Government sources close to the situation said that the probe has moved into the affairs of Mr Daim’s key nominees and associates who are representatives in a stable of companies that the MACC believes is linked to the former politician. 

They include businessman Mohd Nasir Ali, Lutfiah Ismail and lawyer Josephine Premela Sivaratnam, who together are representatives on listed entities such as investment holding concern Kuala Lumpur City Corp Bhd, property developer Plenitude Bhd and Langkah Bahagia Bhd, which has investments in the banking sector.

Easily one of the country’s wealthiest and most politically influential personalities in the country, Mr Daim has been pivotal in shaping the national economy and the country’s corporate sector.

Now, the often controversial role that Mr Daim played in organising and orchestrating developments from behind the scenes when he was in government is coming under the radar of the MACC.

THE CLOB AFFAIR

Government official close to the situation told CNA that of particular interest are the corporate transactions that were widely seen as forced divestments by businessmen caught on the wrong side of the political divide and the closure in September 1998 of the so-called Central Limit Order Book, or CLOB, an informal trading platform that offered investors the trading in the stocks of a large selection of Malaysian listed companies in the Singapore bourse.

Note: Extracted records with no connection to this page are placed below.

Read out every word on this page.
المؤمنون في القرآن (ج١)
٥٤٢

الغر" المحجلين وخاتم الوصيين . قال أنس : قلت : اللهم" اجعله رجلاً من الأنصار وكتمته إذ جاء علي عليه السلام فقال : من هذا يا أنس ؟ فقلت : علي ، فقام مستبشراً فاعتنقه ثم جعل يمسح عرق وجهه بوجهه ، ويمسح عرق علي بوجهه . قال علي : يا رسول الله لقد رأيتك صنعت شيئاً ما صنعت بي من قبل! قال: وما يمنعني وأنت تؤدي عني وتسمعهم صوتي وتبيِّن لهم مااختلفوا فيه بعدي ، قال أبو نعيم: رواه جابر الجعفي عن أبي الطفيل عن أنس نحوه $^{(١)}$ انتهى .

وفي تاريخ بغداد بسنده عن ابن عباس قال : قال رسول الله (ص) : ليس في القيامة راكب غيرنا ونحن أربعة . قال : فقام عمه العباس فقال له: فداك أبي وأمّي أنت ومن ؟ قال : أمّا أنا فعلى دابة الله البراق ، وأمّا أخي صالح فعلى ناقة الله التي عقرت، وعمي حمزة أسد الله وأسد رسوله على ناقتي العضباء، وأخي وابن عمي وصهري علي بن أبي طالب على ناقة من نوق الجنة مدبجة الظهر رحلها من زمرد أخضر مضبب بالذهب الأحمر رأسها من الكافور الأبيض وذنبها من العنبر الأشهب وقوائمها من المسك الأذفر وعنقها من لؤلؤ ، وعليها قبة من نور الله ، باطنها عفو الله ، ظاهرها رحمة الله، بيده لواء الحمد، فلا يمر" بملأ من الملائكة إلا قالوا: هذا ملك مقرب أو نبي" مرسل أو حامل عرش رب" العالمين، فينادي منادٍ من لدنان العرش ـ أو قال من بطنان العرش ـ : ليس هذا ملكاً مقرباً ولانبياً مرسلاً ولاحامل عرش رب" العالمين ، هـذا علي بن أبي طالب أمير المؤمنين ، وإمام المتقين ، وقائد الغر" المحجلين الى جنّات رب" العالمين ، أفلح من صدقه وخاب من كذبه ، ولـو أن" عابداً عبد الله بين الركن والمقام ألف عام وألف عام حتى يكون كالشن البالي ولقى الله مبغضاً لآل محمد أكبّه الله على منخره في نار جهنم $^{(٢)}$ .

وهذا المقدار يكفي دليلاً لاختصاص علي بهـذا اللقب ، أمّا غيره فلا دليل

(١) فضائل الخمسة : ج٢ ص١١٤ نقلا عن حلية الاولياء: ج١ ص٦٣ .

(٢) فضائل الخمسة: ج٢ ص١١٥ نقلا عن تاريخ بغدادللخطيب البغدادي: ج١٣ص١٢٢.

Singapore set up CLOB in 1990 after Kuala Lumpur banned the trading of stocks in Malaysian companies on the Singapore exchange. 

Malaysia grudgingly tolerated the CLOB platform because stockbrokers based in Singapore took some of the load from their overburdened Malaysia counterparts who could not cope with the deluge of business as the Kuala Lumpur stock exchange exploded during the boom years of the 1990s.